Das Gefühl war schon etwas komisch.
Grenzüberquerungen zu Fuß sind mir ja schon aus Mittelamerika bekannt.
Aber das war anders.
Die Stadt ist ja bekannter Weise geteilt. Durch die Mitte verläuft eine Mauer und damit auch die Grenze.
Die sternförmigen Mauern die man auch auf dem Bild oben im Blog sieht, gibt es auch immer noch. Sie prägen das Stadtbild wirklich sehr und das macht es noch bizarrer auf die andere Seite zu gehen. Man begibt sich in ein anderes Land, aber das Prägnante, die Mauern bleiben.
Das Zentrum von Lefkosia auf der anderen Seite ist, so weit ich es gesehen habe, sehr schön. Alles ist unglaublich sauber und grün! Aber das ist eben nur das Zentrum. Ich habe mir überlegt, ob das vielleicht zur Propaganda der Regierung gehört, dort alles prächtig aussehen zu lassen, damit die Touristen, die mal eben schnell rüber kommen einen guten Eindruck haben. Wenn man dann aber etwas weiter fährt, wird alles schnell wirklich armselig im Gegensatz zu dem reichen Zypern.
Aber der Vorteil der Armut (oder des „nicht-ganz-so-reich-seins“) ist, dass das Busnetz zwischen den Dörfern wirklich gut ausgebaut ist, weil eben nicht alle ein Auto haben. (Hier wird man ja immer schief angekuckt, wenn man sagt, man würde den Weg nach Hause zu Fuß bestreiten. Marathon-Anmutende 20 Minuten!)
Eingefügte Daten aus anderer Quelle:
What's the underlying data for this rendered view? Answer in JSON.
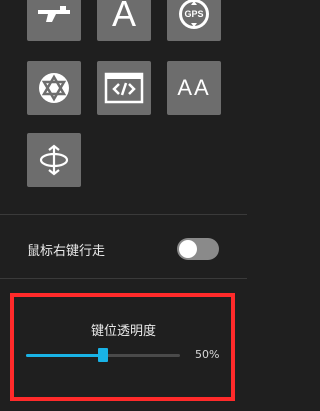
{
  "icons": [
    {
      "name": "gun-icon"
    },
    {
      "name": "text-a-icon",
      "glyph": "A"
    },
    {
      "name": "gps-icon",
      "glyph": "GPS"
    },
    {
      "name": "star-of-david-icon"
    },
    {
      "name": "code-window-icon"
    },
    {
      "name": "double-a-icon",
      "glyph": "AA"
    },
    {
      "name": "rotate-icon"
    }
  ],
  "settings": {
    "mouse_right_walk_label": "鼠标右键行走",
    "mouse_right_walk_enabled": false
  },
  "opacity_control": {
    "title": "键位透明度",
    "value_text": "50%",
    "value_fraction": 0.5
  },
  "colors": {
    "accent": "#19b3e6",
    "highlight": "#ff2a2a",
    "tile": "#6d6d6d"
  }
}
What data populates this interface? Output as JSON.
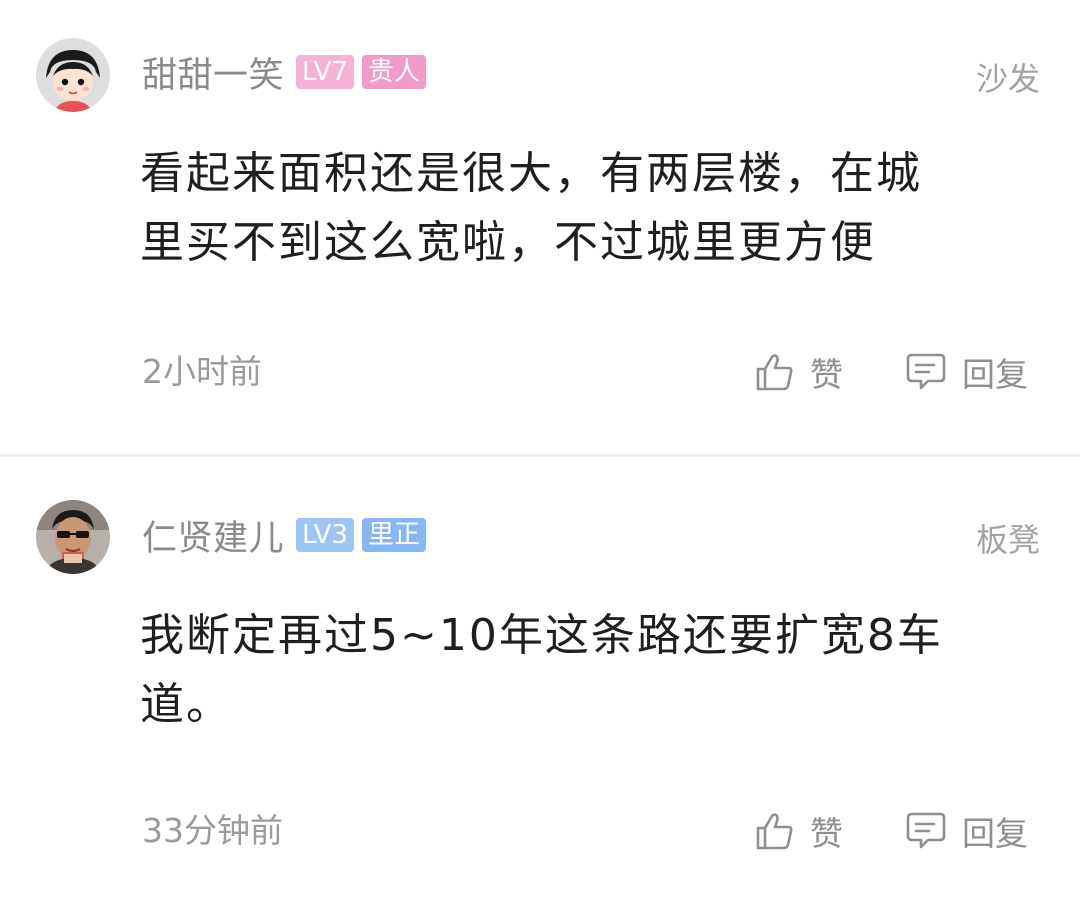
{
  "comments": [
    {
      "username": "甜甜一笑",
      "level": "LV7",
      "title": "贵人",
      "seat": "沙发",
      "lines": [
        "看起来面积还是很大，有两层楼，在城",
        "里买不到这么宽啦，不过城里更方便"
      ],
      "time": "2小时前",
      "like_label": "赞",
      "reply_label": "回复",
      "avatar_icon": "cartoon-girl-avatar"
    },
    {
      "username": "仁贤建儿",
      "level": "LV3",
      "title": "里正",
      "seat": "板凳",
      "lines": [
        "我断定再过5~10年这条路还要扩宽8车",
        "道。"
      ],
      "time": "33分钟前",
      "like_label": "赞",
      "reply_label": "回复",
      "avatar_icon": "man-with-sunglasses-avatar"
    }
  ],
  "colors": {
    "badge_level_1": "#f6b1d6",
    "badge_title_1": "#f29ac9",
    "badge_level_2": "#9cc4f5",
    "badge_title_2": "#86b6f3",
    "meta_text": "#9b9b9b"
  },
  "icons": {
    "like": "thumbs-up-icon",
    "reply": "comment-bubble-icon"
  }
}
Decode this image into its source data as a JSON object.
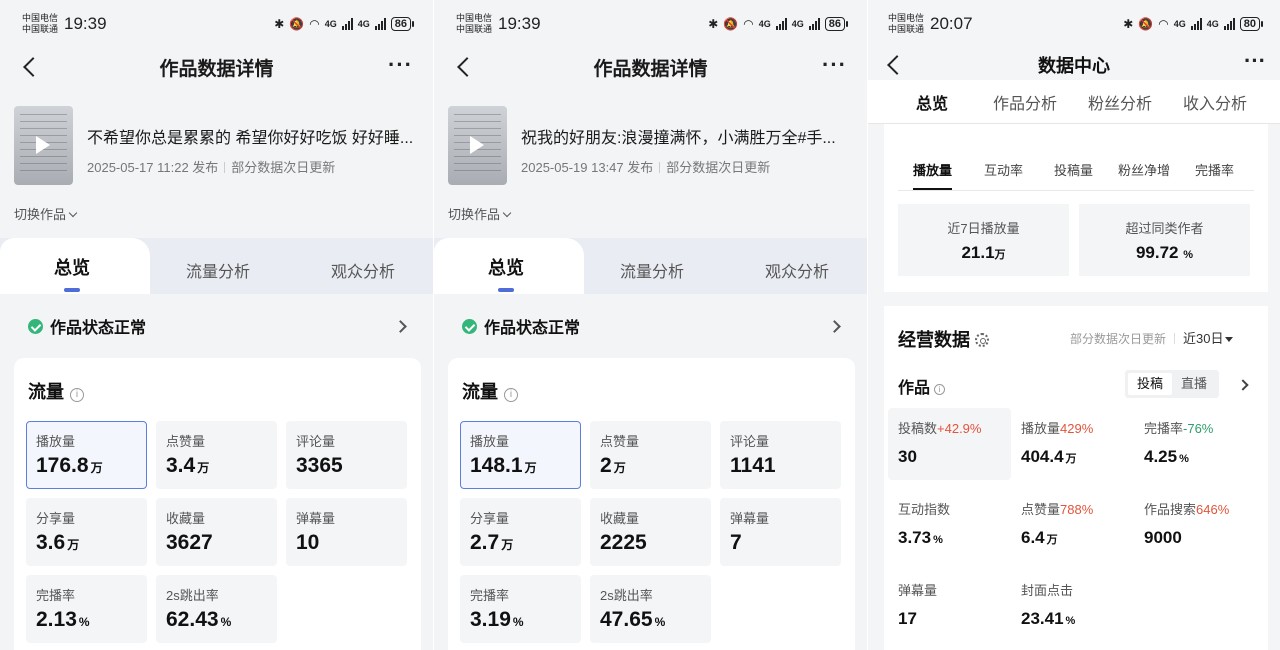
{
  "status_bars": [
    {
      "carrier1": "中国电信",
      "carrier2": "中国联通",
      "time": "19:39",
      "battery": "86",
      "net": "4G"
    },
    {
      "carrier1": "中国电信",
      "carrier2": "中国联通",
      "time": "19:39",
      "battery": "86",
      "net": "4G"
    },
    {
      "carrier1": "中国电信",
      "carrier2": "中国联通",
      "time": "20:07",
      "battery": "80",
      "net": "4G"
    }
  ],
  "work_panels": [
    {
      "page_title": "作品数据详情",
      "work_title": "不希望你总是累累的 希望你好好吃饭 好好睡...",
      "publish_time": "2025-05-17 11:22 发布",
      "update_note": "部分数据次日更新",
      "switch_label": "切换作品",
      "tabs": [
        "总览",
        "流量分析",
        "观众分析"
      ],
      "status_label": "作品状态正常",
      "traffic_title": "流量",
      "metrics": [
        {
          "label": "播放量",
          "value": "176.8",
          "unit": "万"
        },
        {
          "label": "点赞量",
          "value": "3.4",
          "unit": "万"
        },
        {
          "label": "评论量",
          "value": "3365",
          "unit": ""
        },
        {
          "label": "分享量",
          "value": "3.6",
          "unit": "万"
        },
        {
          "label": "收藏量",
          "value": "3627",
          "unit": ""
        },
        {
          "label": "弹幕量",
          "value": "10",
          "unit": ""
        },
        {
          "label": "完播率",
          "value": "2.13",
          "unit": "%"
        },
        {
          "label": "2s跳出率",
          "value": "62.43",
          "unit": "%"
        }
      ]
    },
    {
      "page_title": "作品数据详情",
      "work_title": "祝我的好朋友:浪漫撞满怀，小满胜万全#手...",
      "publish_time": "2025-05-19 13:47 发布",
      "update_note": "部分数据次日更新",
      "switch_label": "切换作品",
      "tabs": [
        "总览",
        "流量分析",
        "观众分析"
      ],
      "status_label": "作品状态正常",
      "traffic_title": "流量",
      "metrics": [
        {
          "label": "播放量",
          "value": "148.1",
          "unit": "万"
        },
        {
          "label": "点赞量",
          "value": "2",
          "unit": "万"
        },
        {
          "label": "评论量",
          "value": "1141",
          "unit": ""
        },
        {
          "label": "分享量",
          "value": "2.7",
          "unit": "万"
        },
        {
          "label": "收藏量",
          "value": "2225",
          "unit": ""
        },
        {
          "label": "弹幕量",
          "value": "7",
          "unit": ""
        },
        {
          "label": "完播率",
          "value": "3.19",
          "unit": "%"
        },
        {
          "label": "2s跳出率",
          "value": "47.65",
          "unit": "%"
        }
      ]
    }
  ],
  "data_center": {
    "page_title": "数据中心",
    "tabs": [
      "总览",
      "作品分析",
      "粉丝分析",
      "收入分析"
    ],
    "metric_tabs": [
      "播放量",
      "互动率",
      "投稿量",
      "粉丝净增",
      "完播率"
    ],
    "boxes": [
      {
        "label": "近7日播放量",
        "value": "21.1",
        "unit": "万"
      },
      {
        "label": "超过同类作者",
        "value": "99.72",
        "unit": "%"
      }
    ],
    "biz_title": "经营数据",
    "biz_note": "部分数据次日更新",
    "period": "近30日",
    "works_label": "作品",
    "seg": [
      "投稿",
      "直播"
    ],
    "metrics": [
      {
        "label": "投稿数",
        "change": "+42.9%",
        "trend": "up",
        "value": "30",
        "unit": ""
      },
      {
        "label": "播放量",
        "change": "429%",
        "trend": "up",
        "value": "404.4",
        "unit": "万"
      },
      {
        "label": "完播率",
        "change": "-76%",
        "trend": "down",
        "value": "4.25",
        "unit": "%"
      },
      {
        "label": "互动指数",
        "change": "",
        "trend": "",
        "value": "3.73",
        "unit": "%"
      },
      {
        "label": "点赞量",
        "change": "788%",
        "trend": "up",
        "value": "6.4",
        "unit": "万"
      },
      {
        "label": "作品搜索",
        "change": "646%",
        "trend": "up",
        "value": "9000",
        "unit": ""
      },
      {
        "label": "弹幕量",
        "change": "",
        "trend": "",
        "value": "17",
        "unit": ""
      },
      {
        "label": "封面点击",
        "change": "",
        "trend": "",
        "value": "23.41",
        "unit": "%"
      }
    ]
  }
}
Wir sind dann in die „Geisterstadt“ Famagusta gefahren und haben uns die venezianische Festung angekuckt, einen Döner gegessen (na klar!!! The return of the machine!) und sind noch kurz an den Strand und ins Wasser gehopst.
Der hintere Teil des Strandes liegt im UN-Sperrgebiet (ich weiß nicht ob das der korrekte Terminus ist), ist mit Stacheldraht abgetrennt und ist von riesigen Hotelbauten gesäumt, die aber alle seit 1974 verlassen sind und eben wie eine Geisterstadt dastehen.
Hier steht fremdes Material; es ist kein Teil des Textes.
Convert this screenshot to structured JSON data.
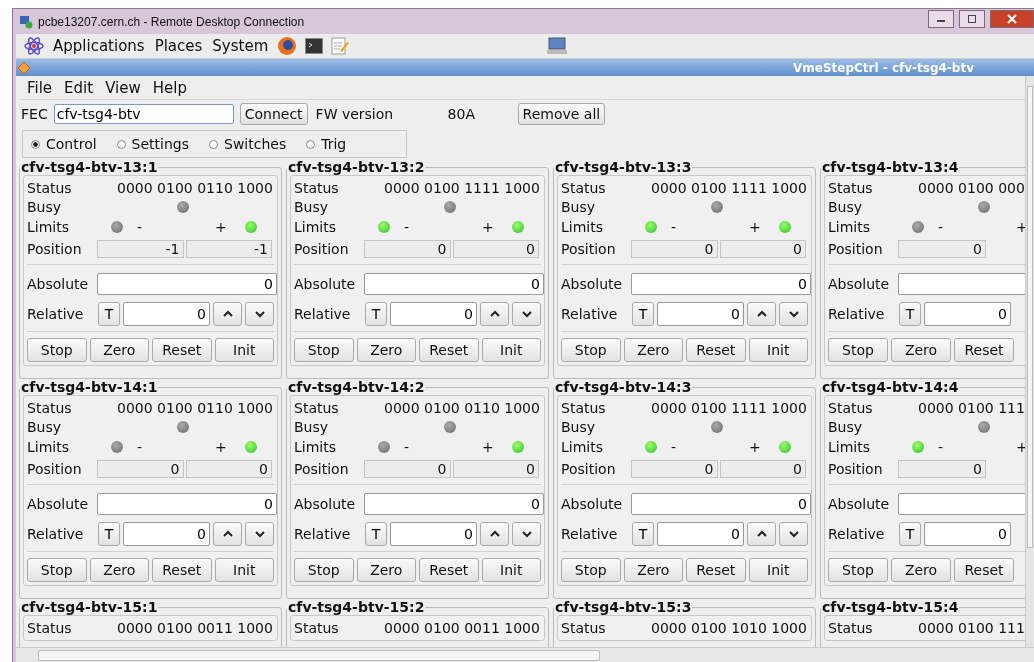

Die Griechen haben mit der Invasion der Türken die Stadt wohl so schnell verlassen, das man munkelt, man konnte später in den Fenstern noch Lichter brennen sah, da sie es nicht mehr geschafft haben, es auszuschalten bevor sie flüchten mussten. Beim Autohändler sollen noch Alfa Romeo Modelle von 1974 im Schaufenster stehen. Außerdem soll im Tresor der Bank auch noch ein Schatz liegen. Ich stelle mir vor, dass man den dann irgendwann öffnet und da liegen dann 2000 griechische Drachmen drin. 5 Euro. Haha!
Nee, geht ja gar nicht. Die hatten ja immer ihr eigenes Geld. Aber ne schöne Vorstellung wäre es schon.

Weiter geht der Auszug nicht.